For firms operating or considering doing business in Latin America, there is also rising concern in Colombia, where the earliest cases of the virus were confirmed in October; the first affected patients were recorded in Cartagena city and Turbaco municipality in Bolivar Department. The first three virus-related deaths in Colombia were confirmed in early February, as an estimated 30,000 persons have been infected with the virus, of whom 5,000 were pregnant women. Thus far, there have been no confirmed cases of babies born with microcephaly caused by the Zika virus, but this is mainly because of the lag between the outbreak in Brazil and that in Colombia; this is expected to change in coming months. Worryingly, fears continue to rise as the country approaches its secondary rainy season in April-May.
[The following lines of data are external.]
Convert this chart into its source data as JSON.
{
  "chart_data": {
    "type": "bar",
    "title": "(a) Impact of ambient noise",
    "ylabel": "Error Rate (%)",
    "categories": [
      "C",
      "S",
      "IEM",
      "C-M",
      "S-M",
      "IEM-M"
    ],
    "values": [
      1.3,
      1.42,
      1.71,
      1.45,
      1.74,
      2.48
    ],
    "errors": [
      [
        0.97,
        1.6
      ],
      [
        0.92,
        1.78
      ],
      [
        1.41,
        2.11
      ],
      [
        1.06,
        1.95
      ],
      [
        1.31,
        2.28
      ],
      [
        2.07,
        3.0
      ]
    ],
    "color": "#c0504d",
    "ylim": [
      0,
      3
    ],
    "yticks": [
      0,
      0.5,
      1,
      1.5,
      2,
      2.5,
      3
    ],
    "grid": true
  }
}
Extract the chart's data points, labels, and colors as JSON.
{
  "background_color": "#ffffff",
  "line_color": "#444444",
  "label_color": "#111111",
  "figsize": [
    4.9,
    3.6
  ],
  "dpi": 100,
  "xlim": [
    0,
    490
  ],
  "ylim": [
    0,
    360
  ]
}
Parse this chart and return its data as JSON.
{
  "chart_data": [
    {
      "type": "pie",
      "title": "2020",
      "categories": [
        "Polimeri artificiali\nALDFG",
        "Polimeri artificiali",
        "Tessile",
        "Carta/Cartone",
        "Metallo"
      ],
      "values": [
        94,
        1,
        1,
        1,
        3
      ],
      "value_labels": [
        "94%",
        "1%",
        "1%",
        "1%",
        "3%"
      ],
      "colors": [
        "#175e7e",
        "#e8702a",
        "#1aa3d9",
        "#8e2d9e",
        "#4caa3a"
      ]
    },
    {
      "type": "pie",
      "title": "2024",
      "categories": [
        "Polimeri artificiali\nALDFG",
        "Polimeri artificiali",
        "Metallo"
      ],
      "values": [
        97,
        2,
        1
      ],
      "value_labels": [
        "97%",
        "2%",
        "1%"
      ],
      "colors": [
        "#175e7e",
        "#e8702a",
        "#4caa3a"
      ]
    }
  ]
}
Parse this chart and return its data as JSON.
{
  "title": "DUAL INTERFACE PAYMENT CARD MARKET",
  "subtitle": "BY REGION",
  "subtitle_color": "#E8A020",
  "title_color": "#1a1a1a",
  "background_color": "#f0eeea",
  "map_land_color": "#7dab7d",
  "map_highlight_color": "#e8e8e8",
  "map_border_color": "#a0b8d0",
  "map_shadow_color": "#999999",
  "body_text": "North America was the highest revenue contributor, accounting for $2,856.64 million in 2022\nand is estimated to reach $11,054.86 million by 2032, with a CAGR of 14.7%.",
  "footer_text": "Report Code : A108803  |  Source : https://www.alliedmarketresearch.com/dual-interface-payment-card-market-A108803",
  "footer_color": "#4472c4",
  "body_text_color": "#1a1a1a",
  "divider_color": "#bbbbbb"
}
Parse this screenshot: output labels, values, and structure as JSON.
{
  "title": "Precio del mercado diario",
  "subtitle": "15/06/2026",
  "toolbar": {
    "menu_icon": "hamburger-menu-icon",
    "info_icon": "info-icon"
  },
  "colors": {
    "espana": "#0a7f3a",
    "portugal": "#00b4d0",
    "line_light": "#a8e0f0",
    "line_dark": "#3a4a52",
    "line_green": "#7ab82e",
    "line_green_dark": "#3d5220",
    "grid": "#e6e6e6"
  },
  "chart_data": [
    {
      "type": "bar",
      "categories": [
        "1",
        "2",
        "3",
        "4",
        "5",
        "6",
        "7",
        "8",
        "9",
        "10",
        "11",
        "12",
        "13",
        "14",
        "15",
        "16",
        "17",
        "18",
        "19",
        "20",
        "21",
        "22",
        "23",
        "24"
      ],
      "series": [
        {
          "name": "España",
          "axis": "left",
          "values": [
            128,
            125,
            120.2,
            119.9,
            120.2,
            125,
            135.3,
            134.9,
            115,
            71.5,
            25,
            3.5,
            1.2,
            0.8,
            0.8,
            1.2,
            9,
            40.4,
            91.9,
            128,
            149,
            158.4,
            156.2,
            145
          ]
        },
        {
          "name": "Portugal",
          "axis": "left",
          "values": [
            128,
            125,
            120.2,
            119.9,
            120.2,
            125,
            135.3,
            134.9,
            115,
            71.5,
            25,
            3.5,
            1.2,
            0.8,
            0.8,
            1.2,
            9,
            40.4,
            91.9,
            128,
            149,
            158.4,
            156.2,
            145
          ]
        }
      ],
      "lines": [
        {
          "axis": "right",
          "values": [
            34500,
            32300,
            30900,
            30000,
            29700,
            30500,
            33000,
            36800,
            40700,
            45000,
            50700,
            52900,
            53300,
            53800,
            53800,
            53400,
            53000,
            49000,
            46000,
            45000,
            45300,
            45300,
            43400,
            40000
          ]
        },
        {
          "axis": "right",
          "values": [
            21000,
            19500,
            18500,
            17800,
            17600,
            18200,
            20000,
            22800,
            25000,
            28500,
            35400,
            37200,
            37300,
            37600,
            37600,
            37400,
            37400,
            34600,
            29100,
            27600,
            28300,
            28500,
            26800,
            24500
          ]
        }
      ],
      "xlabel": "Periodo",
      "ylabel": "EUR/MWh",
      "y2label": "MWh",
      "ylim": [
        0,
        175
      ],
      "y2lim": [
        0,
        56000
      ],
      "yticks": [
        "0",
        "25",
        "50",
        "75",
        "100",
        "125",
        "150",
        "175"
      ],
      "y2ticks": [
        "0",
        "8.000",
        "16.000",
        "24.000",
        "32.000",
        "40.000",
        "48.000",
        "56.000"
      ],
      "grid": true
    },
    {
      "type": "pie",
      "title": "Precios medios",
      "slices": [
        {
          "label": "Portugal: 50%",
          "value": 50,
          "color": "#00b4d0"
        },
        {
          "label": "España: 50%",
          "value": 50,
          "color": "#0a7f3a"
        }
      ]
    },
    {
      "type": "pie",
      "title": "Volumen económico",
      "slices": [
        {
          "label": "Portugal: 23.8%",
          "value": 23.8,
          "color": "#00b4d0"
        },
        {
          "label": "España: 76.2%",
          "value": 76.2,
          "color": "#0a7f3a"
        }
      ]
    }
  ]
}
Turning to the US, the Centre for Disease Control (CDC) has noted that mosquito-borne transmission of the virus has been found in the US territories of Puerto Rico and the US Virgin Islands; however, on continental America only travel-related cases have been confirmed. At the time of writing, affected states included Arkansas, California, Delaware, the District of Columbia, Florida, Georgia, Illinois, Massachusetts, Minnesota, Nebraska, New Jersey, Ohio, Oregon, Pennsylvania, Texas and Virginia; Hawaii has also recorded travel-associated cases of the virus. In early-February, US President Barack Obama asked Congress for USD1.8bn to fight the outbreak; his proposal includes USD250m for affected women in Puerto Rico.
As with most epidemics in the last several decades, fear plays a major role in how individuals and businesses respond. We are therefore advising customers to ensure that business decisions are made on reliable information, as failure to do so could inflate the already-high risk perception and lead to sub-optimal business planning.